Via the EU Observer, a new report on incomes in industry and services across the EU. As usual I’m interested in pulling specific points – especially those involving Ireland – into relief rather than the headline figures.
Ireland has the fourth highest average income (in the areas covered) in the EU, measured in straight euro, at €30,810 – behind Germany, Luxembourg and the UK and just ahead of the Netherlands and Sweden.
Income by level of education
When you split the population by level of education attained something strange comes out. For those with a lower second level education Ireland is still in fourth place – but now behind Finland, Sweden and the UK. When it comes to upper second level education we fall to eighth place, with Denmark, Germany, Luxembourg, the Netherlands, Austria, Sweden and the UK ahead of us. For third level education – that’s at least associate degree for you USians – we fall even further behind to 11th place, with Belgium, France and Italy passing us out.

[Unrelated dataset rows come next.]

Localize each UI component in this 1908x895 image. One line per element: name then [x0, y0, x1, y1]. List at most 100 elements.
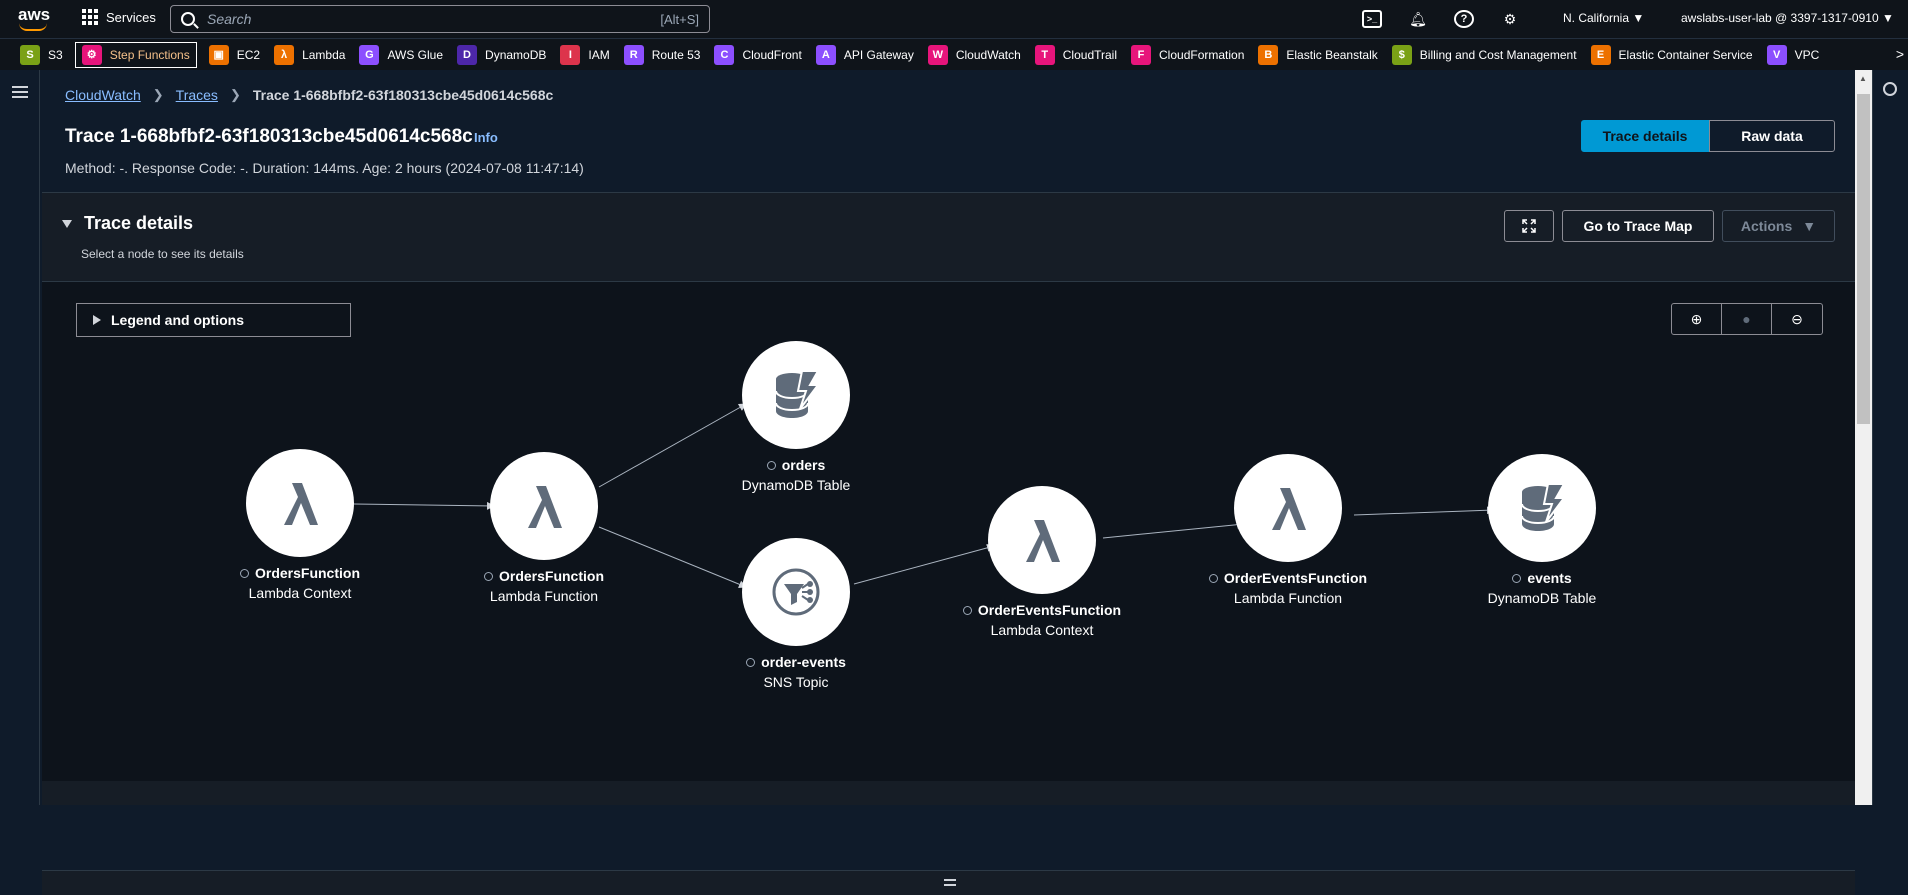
graph-node-ordereventsfunction[interactable] — [1234, 454, 1342, 562]
favorite-api-gateway[interactable]: A API Gateway — [814, 42, 916, 68]
lambda-icon: λ — [274, 44, 295, 65]
graph-node-order-events[interactable] — [742, 538, 850, 646]
favorite-label: S3 — [48, 47, 63, 62]
drag-handle-icon — [944, 879, 956, 886]
favorite-cloudformation[interactable]: F CloudFormation — [1129, 42, 1246, 68]
node-name: events — [1432, 570, 1652, 586]
expand-icon — [1522, 219, 1536, 233]
node-name: orders — [686, 457, 906, 473]
favorites-more-chevron-icon[interactable]: > — [1896, 46, 1904, 62]
breadcrumb-cloudwatch[interactable]: CloudWatch — [65, 87, 141, 103]
page-scrollbar[interactable]: ▲ — [1855, 70, 1872, 805]
favorite-billing-and-cost-management[interactable]: $ Billing and Cost Management — [1390, 42, 1579, 68]
tab-trace-details[interactable]: Trace details — [1581, 120, 1709, 152]
favorite-cloudtrail[interactable]: T CloudTrail — [1033, 42, 1119, 68]
favorite-label: Lambda — [302, 47, 346, 62]
vpc-icon: V — [1766, 44, 1787, 65]
breadcrumb: CloudWatch ❯ Traces ❯ Trace 1-668bfbf2-6… — [65, 87, 553, 103]
node-type: Lambda Context — [990, 622, 1094, 638]
caret-down-icon — [62, 219, 72, 228]
cloudformation-icon: F — [1131, 44, 1152, 65]
node-type: DynamoDB Table — [741, 477, 851, 493]
elastic-beanstalk-icon: B — [1258, 44, 1279, 65]
trace-details-container: Trace details Select a node to see its d… — [42, 192, 1855, 895]
chevron-right-icon: ❯ — [152, 87, 164, 102]
services-menu-button[interactable]: Services — [82, 9, 156, 25]
caret-down-icon: ▼ — [1802, 218, 1817, 234]
notifications-icon[interactable]: 🔔︎ — [1408, 10, 1428, 28]
favorite-ec2[interactable]: ▣ EC2 — [207, 42, 262, 68]
lambda-icon — [1272, 488, 1306, 530]
search-input[interactable] — [207, 11, 627, 27]
cloudshell-icon[interactable]: >_ — [1362, 10, 1382, 28]
graph-node-events[interactable] — [1488, 454, 1596, 562]
graph-node-orders[interactable] — [742, 341, 850, 449]
favorite-label: Billing and Cost Management — [1419, 47, 1577, 62]
fullscreen-button[interactable] — [1504, 210, 1554, 242]
node-name: order-events — [686, 654, 906, 670]
graph-node-label[interactable]: orders DynamoDB Table — [686, 457, 906, 493]
node-name-text: OrdersFunction — [498, 568, 604, 584]
account-menu[interactable]: awslabs-user-lab @ 3397-1317-0910 ▼ — [1681, 11, 1894, 25]
favorite-vpc[interactable]: V VPC — [1765, 42, 1822, 68]
favorite-elastic-container-service[interactable]: E Elastic Container Service — [1589, 42, 1755, 68]
favorite-label: VPC — [1794, 47, 1820, 62]
section-subtitle: Select a node to see its details — [81, 247, 244, 261]
scroll-up-arrow-icon[interactable]: ▲ — [1859, 74, 1867, 83]
favorite-label: IAM — [588, 47, 610, 62]
trace-graph: Legend and options ⊕ ● ⊖ OrdersFunction L… — [42, 281, 1855, 895]
info-link[interactable]: Info — [474, 130, 498, 145]
route-53-icon: R — [623, 44, 644, 65]
help-icon[interactable]: ? — [1454, 10, 1474, 28]
tools-panel-icon[interactable] — [1883, 82, 1897, 96]
status-ring-icon — [483, 571, 493, 581]
ec2-icon: ▣ — [208, 44, 229, 65]
favorite-step-functions[interactable]: ⚙ Step Functions — [74, 41, 197, 68]
breadcrumb-current: Trace 1-668bfbf2-63f180313cbe45d0614c568… — [252, 87, 554, 103]
favorite-elastic-beanstalk[interactable]: B Elastic Beanstalk — [1256, 42, 1379, 68]
graph-node-label[interactable]: OrderEventsFunction Lambda Context — [932, 602, 1152, 638]
favorite-route-53[interactable]: R Route 53 — [622, 42, 703, 68]
favorite-label: API Gateway — [843, 47, 914, 62]
go-to-trace-map-button[interactable]: Go to Trace Map — [1562, 210, 1714, 242]
favorite-s3[interactable]: S S3 — [18, 42, 65, 68]
breadcrumb-traces[interactable]: Traces — [176, 87, 218, 103]
favorite-label: CloudTrail — [1062, 47, 1118, 62]
region-selector[interactable]: N. California ▼ — [1563, 11, 1644, 25]
actions-label: Actions — [1740, 218, 1793, 234]
aws-logo[interactable]: aws — [18, 5, 50, 33]
favorite-aws-glue[interactable]: G AWS Glue — [357, 42, 445, 68]
graph-node-ordersfunction[interactable] — [246, 449, 354, 557]
elastic-container-service-icon: E — [1590, 44, 1611, 65]
graph-node-label[interactable]: order-events SNS Topic — [686, 654, 906, 690]
favorite-cloudfront[interactable]: C CloudFront — [712, 42, 803, 68]
global-search[interactable]: [Alt+S] — [170, 5, 710, 33]
billing-and-cost-management-icon: $ — [1391, 44, 1412, 65]
resize-handle[interactable] — [42, 870, 1855, 895]
side-navigation-rail — [0, 70, 40, 805]
favorite-label: CloudWatch — [955, 47, 1021, 62]
lambda-icon — [528, 486, 562, 528]
scroll-thumb[interactable] — [1857, 94, 1870, 424]
favorite-cloudwatch[interactable]: W CloudWatch — [926, 42, 1023, 68]
graph-node-label[interactable]: OrderEventsFunction Lambda Function — [1178, 570, 1398, 606]
status-ring-icon — [239, 568, 249, 578]
node-type: Lambda Context — [248, 585, 352, 601]
favorite-lambda[interactable]: λ Lambda — [272, 42, 347, 68]
trace-details-toggle[interactable]: Trace details — [62, 213, 193, 234]
favorite-iam[interactable]: I IAM — [558, 42, 611, 68]
graph-node-label[interactable]: events DynamoDB Table — [1432, 570, 1652, 606]
chevron-right-icon: ❯ — [229, 87, 241, 102]
actions-dropdown[interactable]: Actions ▼ — [1722, 210, 1835, 242]
menu-hamburger-icon[interactable] — [12, 86, 28, 98]
settings-icon[interactable]: ⚙ — [1500, 10, 1520, 28]
graph-node-label[interactable]: OrdersFunction Lambda Context — [190, 565, 410, 601]
tab-raw-data[interactable]: Raw data — [1709, 120, 1835, 152]
favorite-dynamodb[interactable]: D DynamoDB — [455, 42, 548, 68]
graph-node-ordereventsfunction[interactable] — [988, 486, 1096, 594]
section-title: Trace details — [84, 213, 194, 233]
graph-node-ordersfunction[interactable] — [490, 452, 598, 560]
iam-icon: I — [560, 44, 581, 65]
tools-rail — [1872, 70, 1908, 805]
graph-node-label[interactable]: OrdersFunction Lambda Function — [434, 568, 654, 604]
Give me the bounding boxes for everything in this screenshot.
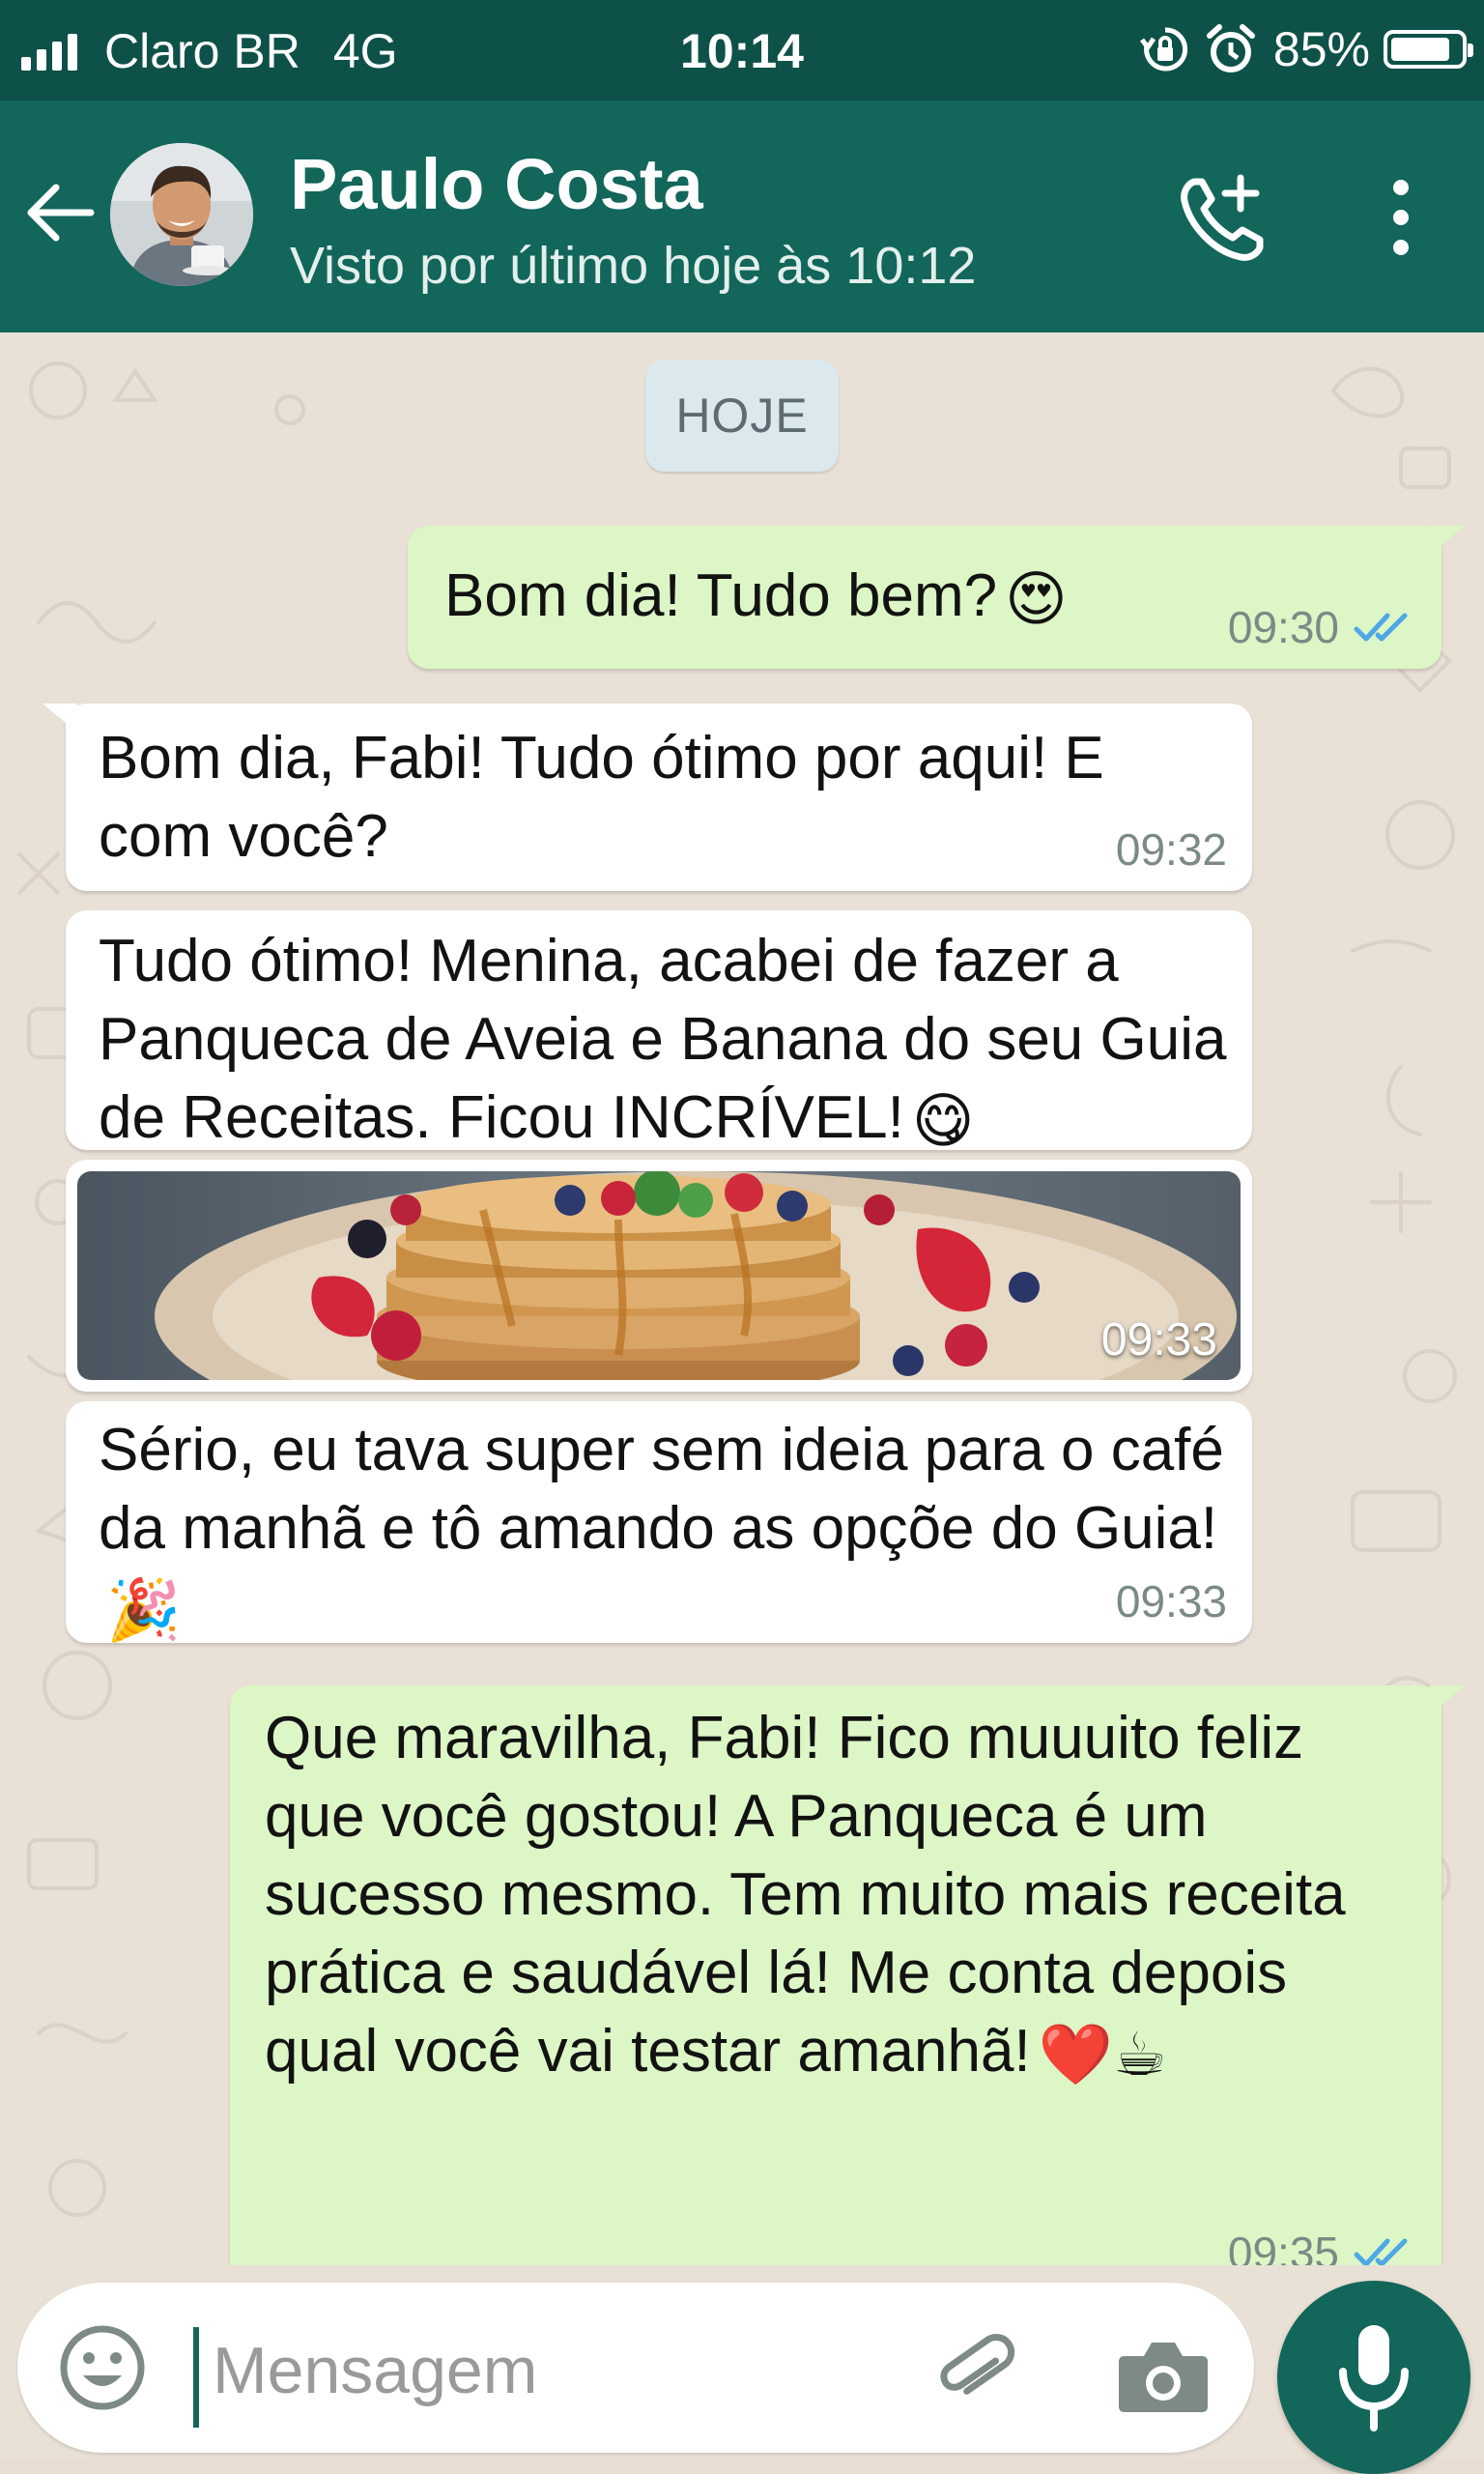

What does this mean? At first I wondered if it meant we had far more people with lower levels of education – where we rank better – than do other countries but that doesn’t make sense, since the overall figure is averaged across your population and the differences between incomes in the various levels are substantial. Rather, it seems that more people in Ireland have a third level education, but that the added benefit of that education is less than in other countries.
Purchasing Power
When you take purchasing power into account – that is correct incomes based on price levels in each country – Ireland’s average income drops to ninth place! Notably, other than the UK all of those countries doing better than us on this measure are in the Eurozone. On a related note:

The comparison of earnings in PPS shows a much smaller gap between Member States than the comparison in euro. While the ratio between the Member States with the highest and lowest earnings in euro was more than ten to one, the ratio for earnings in
PPS was five to one.

There’s quite a bit more where that comes from, but that will do as a taster for now. I was hoping to get a comparison for the US but couldn’t track down anything that I was sure was a direct comparison.